L’exercice 2024-2025 s’est caractérisé par une forte demande de conférences intergouvernementales et une évolution de l’environnement opérationnel ayant exigé de la souplesse, de l’innovation et de la rigueur financière. Les modes de conférence hybride et virtuel sont demeurés au centre de la prestation de services du Secrétariat des conférences intergouvernementales canadiennes (SCIC), ce qui témoigne de la préférence des gouvernements pour les modèles flexibles équilibrant participation en personne et efficience. Le Secrétariat a appuyé 163 conférences intergouvernementales, soit le plus grand nombre de conférences jamais atteint au cours d’un exercice comprenant des réunions en personne. De ce nombre, il y a eu 125 conférences fédérales-provinciales-territoriales (FPT) et 38 conférences provinciales-territoriales (PT), preuve de l’importance continue du rôle impartial du SCIC dans la facilitation du dialogue entre les gouvernements.
La demande a été particulièrement forte aux échelons supérieurs du gouvernement. Le nombre de réunions de ministres a augmenté de 19 % par rapport à l’exercice précédent (de 53 à 63), tandis que le nombre de conférences de sous-ministres a connu une hausse de 45 % (de 60 à 87) et que le nombre de conférences de premiers ministres est passé d’une à trois. Le Secrétariat a maintenu un taux de satisfaction de la clientèle considérablement élevé, avec une moyenne de 94,5 % de la part des organisateurs de conférences et de 94,8 % de la part des participants, dans les deux cas bien au-delà de la cible de 90 %. Ces résultats rendent compte de la capacité du SCIC d’offrir des services professionnels, impartiaux et de grande qualité, malgré de constantes pressions externes et internes.
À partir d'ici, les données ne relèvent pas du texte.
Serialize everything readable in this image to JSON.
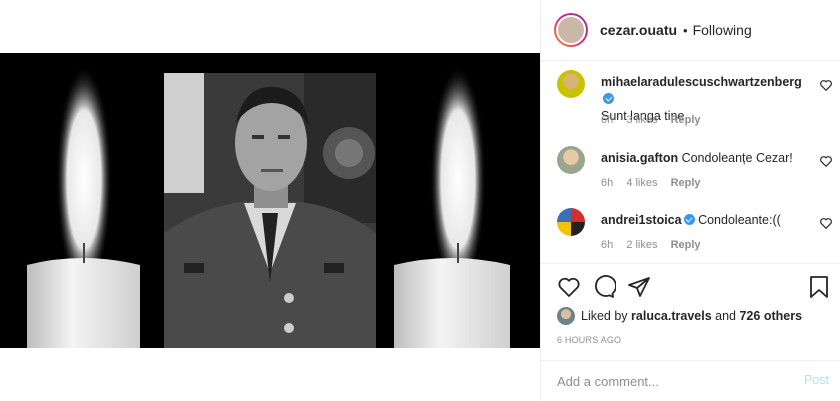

Plusieurs facteurs externes ont influé sur le contexte opérationnel. Les pressions inflationnistes et les contraintes financières ont eu une incidence sur les coûts et les ressources. De plus, l’imposition de droits de douane par les États-Unis en 2024-2025 a entraîné la tenue d’une série de réunions intergouvernementales hautement prioritaires, dont certaines ont été organisées à seulement quelques jours de préavis. De tels événements mettent en évidence à la fois l’imprévisibilité des affaires intergouvernementales et la capacité du SCIC de se mobiliser rapidement et de maintenir l’excellence de ses services malgré des échéances serrées.
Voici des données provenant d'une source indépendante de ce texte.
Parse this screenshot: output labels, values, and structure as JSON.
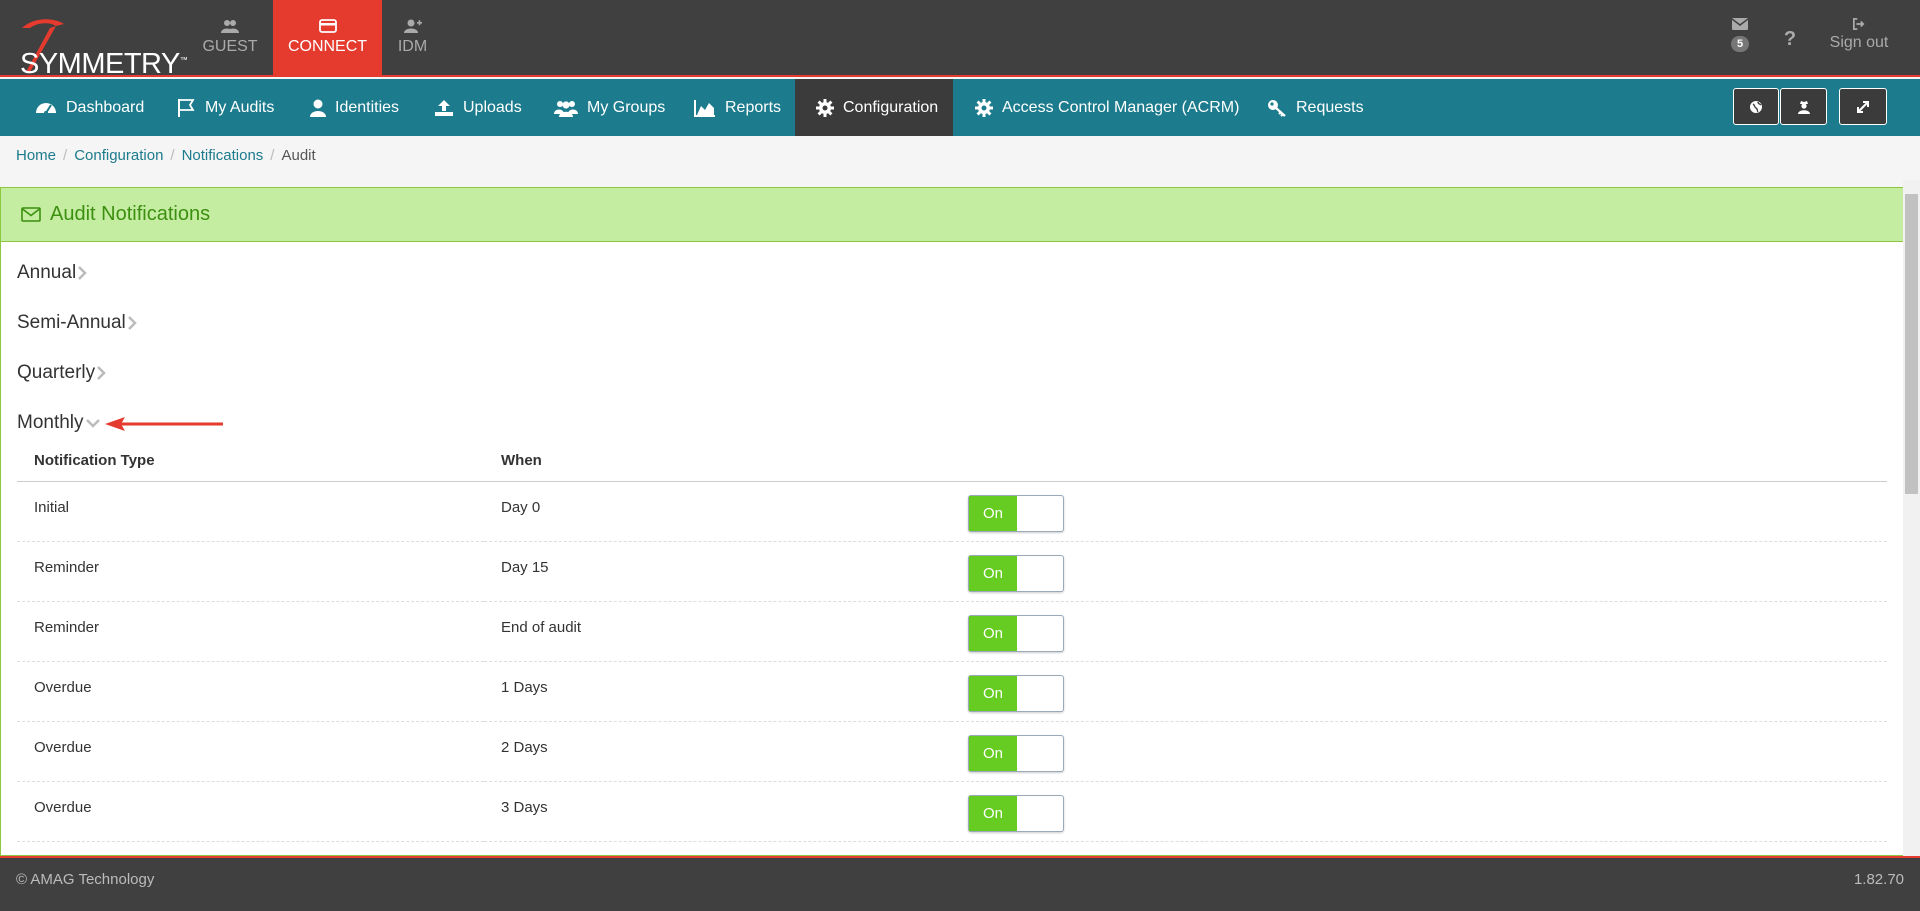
{
  "brand": {
    "name": "SYMMETRY",
    "tm": "™"
  },
  "app_tabs": [
    {
      "label": "GUEST",
      "icon": "users-icon"
    },
    {
      "label": "CONNECT",
      "icon": "card-icon"
    },
    {
      "label": "IDM",
      "icon": "user-plus-icon"
    }
  ],
  "top_right": {
    "messages_icon": "envelope-icon",
    "messages_count": "5",
    "help_label": "?",
    "signout_label": "Sign out"
  },
  "nav": {
    "items": [
      {
        "label": "Dashboard",
        "icon": "dashboard-icon"
      },
      {
        "label": "My Audits",
        "icon": "flag-icon"
      },
      {
        "label": "Identities",
        "icon": "user-icon"
      },
      {
        "label": "Uploads",
        "icon": "upload-icon"
      },
      {
        "label": "My Groups",
        "icon": "group-icon"
      },
      {
        "label": "Reports",
        "icon": "area-chart-icon"
      },
      {
        "label": "Configuration",
        "icon": "gear-icon"
      },
      {
        "label": "Access Control Manager (ACRM)",
        "icon": "gear-icon"
      },
      {
        "label": "Requests",
        "icon": "key-icon"
      }
    ],
    "active": "Configuration"
  },
  "breadcrumb": [
    "Home",
    "Configuration",
    "Notifications",
    "Audit"
  ],
  "panel": {
    "title": "Audit Notifications",
    "sections": [
      "Annual",
      "Semi-Annual",
      "Quarterly",
      "Monthly"
    ],
    "expanded": "Monthly"
  },
  "table": {
    "headers": [
      "Notification Type",
      "When"
    ],
    "rows": [
      {
        "type": "Initial",
        "when": "Day 0",
        "toggle": "On"
      },
      {
        "type": "Reminder",
        "when": "Day 15",
        "toggle": "On"
      },
      {
        "type": "Reminder",
        "when": "End of audit",
        "toggle": "On"
      },
      {
        "type": "Overdue",
        "when": "1 Days",
        "toggle": "On"
      },
      {
        "type": "Overdue",
        "when": "2 Days",
        "toggle": "On"
      },
      {
        "type": "Overdue",
        "when": "3 Days",
        "toggle": "On"
      }
    ]
  },
  "footer": {
    "copyright": "© AMAG Technology",
    "version": "1.82.70"
  },
  "colors": {
    "accent_red": "#e53a2e",
    "nav_teal": "#1c7b8c",
    "toggle_green": "#66cc22",
    "panel_green": "#c5eda2"
  }
}
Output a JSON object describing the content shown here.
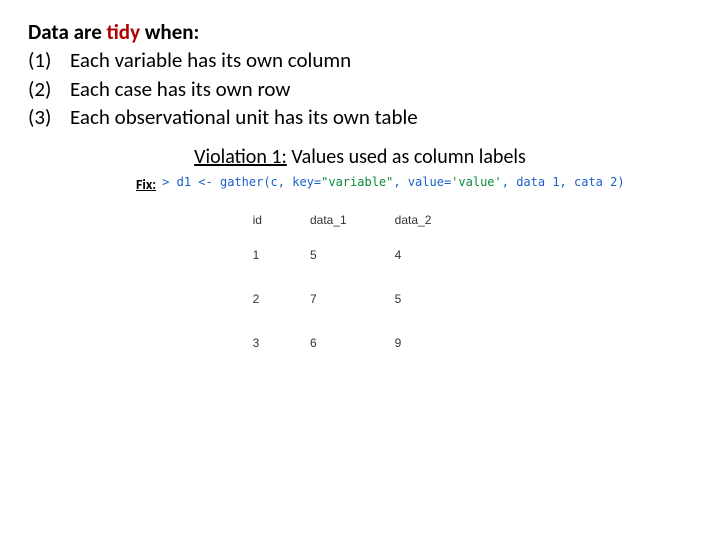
{
  "heading_prefix": "Data are ",
  "heading_tidy": "tidy",
  "heading_suffix": " when:",
  "items": [
    {
      "num": "(1)",
      "text": "Each variable has its own column"
    },
    {
      "num": "(2)",
      "text": "Each case has its own row"
    },
    {
      "num": "(3)",
      "text": "Each observational unit has its own table"
    }
  ],
  "violation": {
    "lead": "Violation 1:",
    "rest": " Values used as column labels"
  },
  "fix_label": "Fix:",
  "code": {
    "prompt": "> ",
    "p1": "d1 <- gather(c, key=",
    "s1": "\"variable\"",
    "p2": ", value=",
    "s2": "'value'",
    "p3": ", data 1, cata 2)"
  },
  "chart_data": {
    "type": "table",
    "columns": [
      "id",
      "data_1",
      "data_2"
    ],
    "rows": [
      [
        "1",
        "5",
        "4"
      ],
      [
        "2",
        "7",
        "5"
      ],
      [
        "3",
        "6",
        "9"
      ]
    ]
  }
}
La viabilité financière est demeurée une priorité. Les autorisations budgétaires totales de 2024-2025 ont été très similaires à celles de l’exercice précédent, s’appuyant sur le financement supplémentaire temporaire annoncé dans le Budget de 2023. Le Secrétariat a utilisé près de 99 % des ressources disponibles (moins de 1 % des fonds n’ont pas été dépensés), du fait des ressources considérables nécessaires au soutien de réunions en personne ou hybrides et des coûts additionnels découlant de l’évaluation indépendante du programme. Bien que le financement temporaire ait permis au Secrétariat de répondre à la demande croissante, les pressions financières subsistent, ce qui révèle le besoin d’une solution à long terme pour stabiliser les ressources disponibles du SCIC.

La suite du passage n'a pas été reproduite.